YES, short-term rentals are explicitly allowed in Arizona municipalities including Wittmann. Arizona state law A.R.S. §9-500.39 prohibits cities and towns from prohibiting STRs, though they may regulate them for specific purposes including health and safety, zoning enforcement, and requiring permits/licenses.
Under A.R.S. §9-500.39, Arizona municipalities can regulate but not ban STRs. Cities may impose:
Check if your property in Wittmann is zoned for residential use and whether local zoning allows short-term rentals. Contact Wittmann's planning/building department for specific zoning requirements.
Based on the Kingman business license framework (representative of Arizona municipalities), you likely need:
Arizona cities can regulate but not prohibit:
No specific county-wide STR regulations identified in provided content. County health department may regulate vacation rental properties if they involve food service or have specific health concerns.
IMPORTANT: No specific Wittmann contact information was provided in the sources. For Wittmann STR inquiries, contact:
Critical Gap: This guide is based on general Arizona STR law and representative municipal frameworks. Wittmann-specific regulations, contact information, and permit requirements were not available in the provided content. Investors should contact Wittmann directly for local-specific requirements and current ordinances.
The legal framework provided establishes that STRs are legally permitted in Arizona municipalities, but local implementation details for Wittmann specifically require direct verification with local authorities.

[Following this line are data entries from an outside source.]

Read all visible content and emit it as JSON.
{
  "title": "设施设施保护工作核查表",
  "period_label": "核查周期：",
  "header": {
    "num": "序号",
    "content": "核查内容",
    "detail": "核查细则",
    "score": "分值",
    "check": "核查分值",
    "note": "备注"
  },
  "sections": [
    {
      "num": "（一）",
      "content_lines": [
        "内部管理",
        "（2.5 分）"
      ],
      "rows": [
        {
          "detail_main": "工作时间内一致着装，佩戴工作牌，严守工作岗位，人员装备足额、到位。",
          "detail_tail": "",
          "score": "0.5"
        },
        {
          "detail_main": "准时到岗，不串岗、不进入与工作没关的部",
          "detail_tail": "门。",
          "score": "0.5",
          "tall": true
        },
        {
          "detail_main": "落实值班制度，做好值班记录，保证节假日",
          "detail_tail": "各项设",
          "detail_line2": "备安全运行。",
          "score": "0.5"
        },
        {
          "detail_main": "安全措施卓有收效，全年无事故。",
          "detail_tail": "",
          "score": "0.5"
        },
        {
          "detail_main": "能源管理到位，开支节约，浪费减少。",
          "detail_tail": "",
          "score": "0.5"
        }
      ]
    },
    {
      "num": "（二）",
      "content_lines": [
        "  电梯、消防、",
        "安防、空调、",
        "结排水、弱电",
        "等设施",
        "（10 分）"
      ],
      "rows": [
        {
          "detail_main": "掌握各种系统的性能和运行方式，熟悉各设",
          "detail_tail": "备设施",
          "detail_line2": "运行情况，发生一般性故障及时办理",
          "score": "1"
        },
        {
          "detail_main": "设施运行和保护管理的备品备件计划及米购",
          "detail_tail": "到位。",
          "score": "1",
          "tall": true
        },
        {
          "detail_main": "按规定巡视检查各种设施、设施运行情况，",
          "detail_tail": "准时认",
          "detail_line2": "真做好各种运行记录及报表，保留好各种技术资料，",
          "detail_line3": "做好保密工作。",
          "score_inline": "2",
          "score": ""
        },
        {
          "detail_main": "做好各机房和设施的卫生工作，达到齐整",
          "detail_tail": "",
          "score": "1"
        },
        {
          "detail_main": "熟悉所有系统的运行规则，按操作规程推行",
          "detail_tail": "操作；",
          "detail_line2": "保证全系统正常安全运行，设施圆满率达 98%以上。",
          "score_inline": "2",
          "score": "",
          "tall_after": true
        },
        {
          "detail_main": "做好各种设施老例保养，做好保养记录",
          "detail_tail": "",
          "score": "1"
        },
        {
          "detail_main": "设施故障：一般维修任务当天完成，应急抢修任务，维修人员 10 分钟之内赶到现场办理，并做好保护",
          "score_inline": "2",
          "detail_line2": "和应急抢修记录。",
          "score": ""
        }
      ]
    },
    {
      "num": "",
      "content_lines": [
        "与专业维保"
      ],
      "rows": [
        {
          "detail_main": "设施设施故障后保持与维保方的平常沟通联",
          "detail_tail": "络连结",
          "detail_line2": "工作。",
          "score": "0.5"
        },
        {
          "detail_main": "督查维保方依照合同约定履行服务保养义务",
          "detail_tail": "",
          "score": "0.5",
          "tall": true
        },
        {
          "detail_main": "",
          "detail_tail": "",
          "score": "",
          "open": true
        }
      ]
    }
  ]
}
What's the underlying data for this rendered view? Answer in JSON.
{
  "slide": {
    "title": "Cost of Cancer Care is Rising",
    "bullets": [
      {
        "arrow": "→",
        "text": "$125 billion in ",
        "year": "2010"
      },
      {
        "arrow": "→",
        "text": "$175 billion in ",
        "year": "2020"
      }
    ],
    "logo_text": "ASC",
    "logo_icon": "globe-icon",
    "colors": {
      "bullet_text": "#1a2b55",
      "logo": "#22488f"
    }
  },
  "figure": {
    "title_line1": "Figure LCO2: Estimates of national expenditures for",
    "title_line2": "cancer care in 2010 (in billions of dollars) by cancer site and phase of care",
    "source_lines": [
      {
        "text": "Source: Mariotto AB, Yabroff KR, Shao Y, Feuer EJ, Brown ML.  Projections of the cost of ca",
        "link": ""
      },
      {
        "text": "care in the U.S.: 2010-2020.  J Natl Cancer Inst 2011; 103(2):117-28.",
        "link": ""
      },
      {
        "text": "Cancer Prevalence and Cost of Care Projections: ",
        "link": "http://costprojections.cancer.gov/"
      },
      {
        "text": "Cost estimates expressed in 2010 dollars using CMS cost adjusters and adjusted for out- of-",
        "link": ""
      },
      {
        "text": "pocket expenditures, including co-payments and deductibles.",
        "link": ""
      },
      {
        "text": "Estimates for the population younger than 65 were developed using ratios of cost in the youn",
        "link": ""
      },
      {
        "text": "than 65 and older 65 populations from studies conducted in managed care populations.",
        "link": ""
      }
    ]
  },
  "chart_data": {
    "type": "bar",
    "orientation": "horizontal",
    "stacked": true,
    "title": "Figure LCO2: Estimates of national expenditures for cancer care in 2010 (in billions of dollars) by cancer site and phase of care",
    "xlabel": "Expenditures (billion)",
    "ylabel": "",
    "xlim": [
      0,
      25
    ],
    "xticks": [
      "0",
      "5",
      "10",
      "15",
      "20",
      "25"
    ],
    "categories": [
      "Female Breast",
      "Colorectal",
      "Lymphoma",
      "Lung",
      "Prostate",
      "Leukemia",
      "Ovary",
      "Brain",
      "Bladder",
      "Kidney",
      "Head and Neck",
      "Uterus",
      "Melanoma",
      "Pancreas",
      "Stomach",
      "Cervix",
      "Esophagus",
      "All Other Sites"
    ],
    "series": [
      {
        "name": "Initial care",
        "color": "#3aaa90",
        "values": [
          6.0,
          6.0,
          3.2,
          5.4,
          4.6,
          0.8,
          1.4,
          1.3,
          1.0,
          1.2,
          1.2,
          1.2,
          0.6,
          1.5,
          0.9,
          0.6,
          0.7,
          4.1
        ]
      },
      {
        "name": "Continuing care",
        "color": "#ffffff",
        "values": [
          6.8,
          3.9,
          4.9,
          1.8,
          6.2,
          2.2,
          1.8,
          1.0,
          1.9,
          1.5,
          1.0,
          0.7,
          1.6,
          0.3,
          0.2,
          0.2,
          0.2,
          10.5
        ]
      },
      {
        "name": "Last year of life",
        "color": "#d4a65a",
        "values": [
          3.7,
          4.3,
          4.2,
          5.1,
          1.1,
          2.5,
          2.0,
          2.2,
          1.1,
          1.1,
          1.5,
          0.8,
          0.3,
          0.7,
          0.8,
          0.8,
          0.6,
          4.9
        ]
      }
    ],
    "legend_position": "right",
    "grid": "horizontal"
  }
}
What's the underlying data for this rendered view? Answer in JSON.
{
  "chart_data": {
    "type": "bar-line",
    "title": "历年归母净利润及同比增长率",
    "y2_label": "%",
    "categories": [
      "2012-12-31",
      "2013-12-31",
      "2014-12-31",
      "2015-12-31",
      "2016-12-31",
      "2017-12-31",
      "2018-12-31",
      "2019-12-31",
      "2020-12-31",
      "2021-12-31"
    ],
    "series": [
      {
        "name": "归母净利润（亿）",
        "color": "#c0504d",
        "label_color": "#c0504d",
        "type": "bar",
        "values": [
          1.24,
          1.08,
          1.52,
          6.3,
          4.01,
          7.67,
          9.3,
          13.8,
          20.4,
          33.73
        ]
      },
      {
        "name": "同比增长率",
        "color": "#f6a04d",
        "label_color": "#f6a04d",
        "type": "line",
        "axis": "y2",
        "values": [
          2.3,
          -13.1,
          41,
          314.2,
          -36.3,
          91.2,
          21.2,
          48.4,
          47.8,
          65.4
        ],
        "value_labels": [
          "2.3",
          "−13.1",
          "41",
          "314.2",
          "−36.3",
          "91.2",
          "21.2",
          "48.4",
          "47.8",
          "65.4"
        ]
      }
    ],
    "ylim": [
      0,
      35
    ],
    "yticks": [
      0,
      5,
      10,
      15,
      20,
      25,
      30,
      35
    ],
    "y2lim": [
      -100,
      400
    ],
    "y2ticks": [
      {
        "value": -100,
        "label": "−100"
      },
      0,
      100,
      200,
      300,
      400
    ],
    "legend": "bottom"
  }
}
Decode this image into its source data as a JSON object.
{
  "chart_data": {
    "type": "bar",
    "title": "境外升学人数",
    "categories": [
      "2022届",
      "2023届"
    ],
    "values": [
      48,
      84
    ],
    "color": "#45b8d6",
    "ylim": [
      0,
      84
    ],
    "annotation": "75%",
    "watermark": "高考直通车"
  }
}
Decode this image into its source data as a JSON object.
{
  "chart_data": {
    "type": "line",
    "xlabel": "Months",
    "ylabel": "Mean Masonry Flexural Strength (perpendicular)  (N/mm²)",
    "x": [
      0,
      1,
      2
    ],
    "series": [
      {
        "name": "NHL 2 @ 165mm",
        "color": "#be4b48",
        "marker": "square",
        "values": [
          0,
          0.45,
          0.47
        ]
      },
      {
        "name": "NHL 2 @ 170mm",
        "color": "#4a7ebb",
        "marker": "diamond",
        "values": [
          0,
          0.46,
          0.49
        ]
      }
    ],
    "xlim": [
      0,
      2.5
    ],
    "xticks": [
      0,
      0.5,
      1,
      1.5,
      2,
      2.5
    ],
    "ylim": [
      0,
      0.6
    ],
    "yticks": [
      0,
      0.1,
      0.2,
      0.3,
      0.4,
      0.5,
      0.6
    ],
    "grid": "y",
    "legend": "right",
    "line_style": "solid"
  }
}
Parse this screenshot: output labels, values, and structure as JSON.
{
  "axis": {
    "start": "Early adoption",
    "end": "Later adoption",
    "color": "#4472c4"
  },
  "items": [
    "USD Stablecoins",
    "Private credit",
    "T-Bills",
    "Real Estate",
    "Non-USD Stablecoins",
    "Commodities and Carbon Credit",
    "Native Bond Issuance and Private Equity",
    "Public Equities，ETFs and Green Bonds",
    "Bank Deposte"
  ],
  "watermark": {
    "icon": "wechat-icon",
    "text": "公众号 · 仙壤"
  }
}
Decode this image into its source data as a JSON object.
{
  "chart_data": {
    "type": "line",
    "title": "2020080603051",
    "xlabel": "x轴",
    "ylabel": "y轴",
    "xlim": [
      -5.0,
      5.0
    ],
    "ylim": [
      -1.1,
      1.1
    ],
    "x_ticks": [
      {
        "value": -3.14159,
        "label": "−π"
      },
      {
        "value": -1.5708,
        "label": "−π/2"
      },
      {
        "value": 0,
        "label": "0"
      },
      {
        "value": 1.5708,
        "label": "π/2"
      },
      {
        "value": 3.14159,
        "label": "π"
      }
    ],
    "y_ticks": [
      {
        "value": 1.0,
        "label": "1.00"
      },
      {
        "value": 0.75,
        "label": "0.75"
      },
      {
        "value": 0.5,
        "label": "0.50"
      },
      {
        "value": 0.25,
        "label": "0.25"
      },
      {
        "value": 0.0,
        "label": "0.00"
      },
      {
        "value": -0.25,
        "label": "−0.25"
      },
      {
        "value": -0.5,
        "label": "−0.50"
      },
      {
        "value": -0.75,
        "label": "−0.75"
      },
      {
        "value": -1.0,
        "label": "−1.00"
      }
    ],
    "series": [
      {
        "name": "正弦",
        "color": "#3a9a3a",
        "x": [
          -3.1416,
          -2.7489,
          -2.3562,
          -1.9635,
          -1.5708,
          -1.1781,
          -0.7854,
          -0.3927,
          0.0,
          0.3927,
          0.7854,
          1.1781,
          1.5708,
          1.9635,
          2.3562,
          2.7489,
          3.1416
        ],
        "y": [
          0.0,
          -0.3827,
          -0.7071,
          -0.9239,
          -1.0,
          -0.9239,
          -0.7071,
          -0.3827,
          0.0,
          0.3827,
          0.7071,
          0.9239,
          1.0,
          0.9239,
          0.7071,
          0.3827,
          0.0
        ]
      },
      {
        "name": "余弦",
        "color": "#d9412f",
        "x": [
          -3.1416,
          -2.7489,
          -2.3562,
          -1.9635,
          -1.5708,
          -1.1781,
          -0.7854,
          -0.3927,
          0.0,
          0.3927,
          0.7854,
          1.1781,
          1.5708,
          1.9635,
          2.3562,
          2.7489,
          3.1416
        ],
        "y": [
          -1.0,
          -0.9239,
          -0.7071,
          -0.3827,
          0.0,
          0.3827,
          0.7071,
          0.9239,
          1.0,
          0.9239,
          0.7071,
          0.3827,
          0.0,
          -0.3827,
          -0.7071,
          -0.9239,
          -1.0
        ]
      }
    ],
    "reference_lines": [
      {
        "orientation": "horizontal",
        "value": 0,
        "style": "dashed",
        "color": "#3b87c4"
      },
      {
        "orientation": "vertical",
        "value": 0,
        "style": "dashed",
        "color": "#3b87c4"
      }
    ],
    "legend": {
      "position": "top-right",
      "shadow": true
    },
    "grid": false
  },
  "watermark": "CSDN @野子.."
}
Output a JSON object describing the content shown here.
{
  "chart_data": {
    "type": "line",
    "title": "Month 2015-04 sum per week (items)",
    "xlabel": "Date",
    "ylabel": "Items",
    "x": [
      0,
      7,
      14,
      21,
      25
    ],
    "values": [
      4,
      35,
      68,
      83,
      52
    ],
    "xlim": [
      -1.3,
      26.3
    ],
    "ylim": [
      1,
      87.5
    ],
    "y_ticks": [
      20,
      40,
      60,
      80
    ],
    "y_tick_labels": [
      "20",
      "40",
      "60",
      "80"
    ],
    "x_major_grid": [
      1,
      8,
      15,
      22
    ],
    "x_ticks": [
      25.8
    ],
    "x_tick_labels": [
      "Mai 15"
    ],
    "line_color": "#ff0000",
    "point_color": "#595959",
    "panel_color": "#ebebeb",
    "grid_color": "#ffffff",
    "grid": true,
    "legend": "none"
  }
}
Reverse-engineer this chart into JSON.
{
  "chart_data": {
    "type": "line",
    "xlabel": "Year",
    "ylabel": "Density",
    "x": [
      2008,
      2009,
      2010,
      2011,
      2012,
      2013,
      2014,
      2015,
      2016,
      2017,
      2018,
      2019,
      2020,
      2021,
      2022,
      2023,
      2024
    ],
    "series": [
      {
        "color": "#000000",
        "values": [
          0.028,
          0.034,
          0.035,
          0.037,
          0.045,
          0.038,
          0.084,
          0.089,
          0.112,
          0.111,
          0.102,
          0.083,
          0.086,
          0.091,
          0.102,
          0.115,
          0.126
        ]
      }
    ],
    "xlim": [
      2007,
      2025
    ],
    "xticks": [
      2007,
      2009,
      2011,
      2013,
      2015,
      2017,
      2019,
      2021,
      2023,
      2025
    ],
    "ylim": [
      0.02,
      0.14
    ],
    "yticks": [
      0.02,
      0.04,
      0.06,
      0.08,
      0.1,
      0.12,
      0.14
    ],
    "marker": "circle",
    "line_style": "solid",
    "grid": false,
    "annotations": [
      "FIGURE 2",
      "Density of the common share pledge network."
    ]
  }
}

Wittmann is an unincorporated community and census-designated place (CDP) in Maricopa County, Arizona, United States. As of the 2020 census, it had a population of 684, down from 763 in 2010. It is located along U.S. Route 60 in the central part of Arizona, 35 miles (56 km) northwest of central Phoenix, and is part of the Phoenix metropolitan area, although just outside the urban portion. A variant name was "Nadaburg"; the present name is for Joseph Wittmann and his wife Eleanor van Beuren Wittmann, a couple who attempted several times to get approvals to build a dam project in nearby Box Canyon that would have benefitted the town. This was to be a successor to the poorly engineered Walnut Grove dam that had collapsed in February 1890, less than two years after it had filled. Eleanor van Beuren's father was the nominal head of a group of East Coast investors that had funded what was then primarily a placer mining project. One of the Walnut Grove Water Storage Company's engineers (not responsible for the design) was Lieutenant Colonel Alexander Oswald Brodie, who was later appointed Arizona's territorial governor. Governmental approval and adequate funding lacking, the replacement dam project plans faltered. A long-projected time for repayment of supplemental government funding killed Joseph Wittmann's project in the 1940s, leaving promises to Maricopa County families broken. The naming of nearby Morristown also refers to the Wittmann and van Beuren families, for they had residences in Morristown, New Jersey.